The influence of California’s Beach Boys permeates “Hey, Beach Girls!” as it did the world of music in 1963. Brian Wilson and his cohorts had not long vacated the Top 3 with ‘Surfin’ USA’ when an opportunist East Coast record company exec with his eye on the latest pop fads dreamed up a plan to grab a piece of the action. Foisting the Surfer Girls moniker on a new teenage duo, he ushered them into the studio to parlay ‘Draggin’ Wagon’ to the very same tune. Meanwhile, over in Paris, France’s top girl group Les Gam’s flipped over the same Beach Boys platter to give ‘Shut Down’ their distinctive yé-yé treatment.

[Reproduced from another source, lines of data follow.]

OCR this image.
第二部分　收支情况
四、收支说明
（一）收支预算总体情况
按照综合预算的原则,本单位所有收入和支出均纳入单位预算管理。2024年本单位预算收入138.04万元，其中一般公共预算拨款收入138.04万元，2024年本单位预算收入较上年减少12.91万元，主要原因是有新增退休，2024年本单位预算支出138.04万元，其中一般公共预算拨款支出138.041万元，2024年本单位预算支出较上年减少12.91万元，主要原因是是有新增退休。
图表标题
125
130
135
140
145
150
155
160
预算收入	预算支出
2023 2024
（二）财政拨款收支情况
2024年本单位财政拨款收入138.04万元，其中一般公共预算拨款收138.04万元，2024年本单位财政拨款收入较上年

Those who are familiar with the Big Beat comp “Board Boogie: Surf ‘n’ Twang From Down Under” (CDWIKD 211) will be aware that the craze for surf music spread as far as Australia, where Little Pattie & the Statesmen stormed the charts with ‘He’s My Blonde-Headed, Stompie Wompie, Real Gone Surfer Guy’ and ‘Drag Race Johnny’. Not much surfing went on in Detroit, but the landlocked Supremes dipped their toes in the water with ‘Surfer Boy’, one of a brace of numbers they got to chirp in the movie Beach Ball. Likewise in Philadelphia, epicentre of dance craze culture, where the Orlons and Dee Dee Sharp took a break from demonstrating the watusi and the mashed potato to cut ‘Surfin’’ and ‘Riding The Waves’ for the rare “Everybody’s Goin’ Surfin’” LP, both of which make their CD debut here.
Further rarities include hideously obscure and collectable decks from the Westwoods, the Fleetwoods, the Beach Girls, Ellie Gee (short for Greenwich, natch) & the Jets, the Surfettes and Andrea Carroll, all of which are also new to CD. Among the other artists featured are Donna Loren with two cuts from her “Beach Blanket Bingo” album, Susan Lynne and Carol Connors – not forgetting, of course, Ginger, Diane and Brian Wilson’s wife Marilyn, otherwise known as the Honeys, without whom no surfing girls compilation would be complete.